When Ed Chianese came to, it was three in the morning. Sprawled facedown on the oceanside at the back of the Dunes Motel, he gently felt his face. It wasn’t as sticky as he had expected: though the skin seemed smoother than usual and slightly sore, as if he had used cheap exfoliant before a night out. He was tired, but everything—the dunes, the tidewrack, the surf—looked and smelled and sounded very sharp. At first he thought he was alone. But there was Madam Shen, standing over him, her little black shoes sinking into the soft sand, the Tract burning up the night sky behind her.

Ed groaned. He closed his eyes. Vertigo was on him instantly, an after-image of the Tract pinwheeling against the nothing blackness.

“Why are you doing this to me?” he whispered.

Sandra Shen seemed to shrug. “It’s the job,” she said.

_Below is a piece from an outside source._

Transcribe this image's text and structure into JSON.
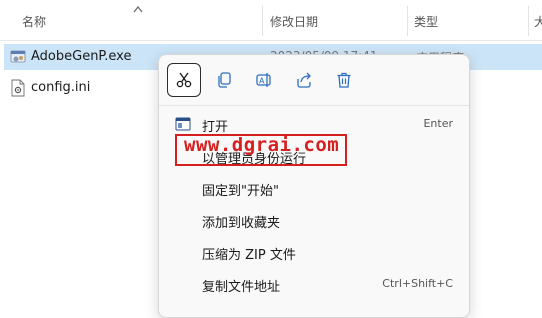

Ed tried to laugh. “No wonder you can’t fill it.”

He rubbed his face again, felt in his hair. Nothing. At the same time knew he would never get rid of the sensation of that stuff, sucking at him. And this was the thing about it: it wasn’t actually in the tank. Or if it was it was somewhere else as well . . .

“What did I say? Did I say I’d seen anything?”

“You did well for your first lesson.”

“What is that stuff? Is it still on me? What’s it done to me?”

She knelt briefly beside him, stroking his hair back from his forehead. “Poor Ed,” she said. He felt her breath on his face. “Prophecy!” she said. “It’s a black art yet, and you’re at the forefront of it. But try and see it like this: everyone’s lost. Ordinary people, they walk down the street, they’ve all had bad directions: everyone has to find their way. It’s not so hard. They do it on a daily basis.”

For a moment it looked as if she might say something more. Then she patted him on the back, picked up the fishtank and trudged off with it under her arm, up over the dunes and back to the circus. Ed crawled away through the marram grass to where he could throw up quietly. He had bitten his tongue, he discovered, while he was trying to lever the fishtank off his head.

He had already made up his mind to try and forget the stuff he saw in there. That stuff made tank withdrawal seem like fun.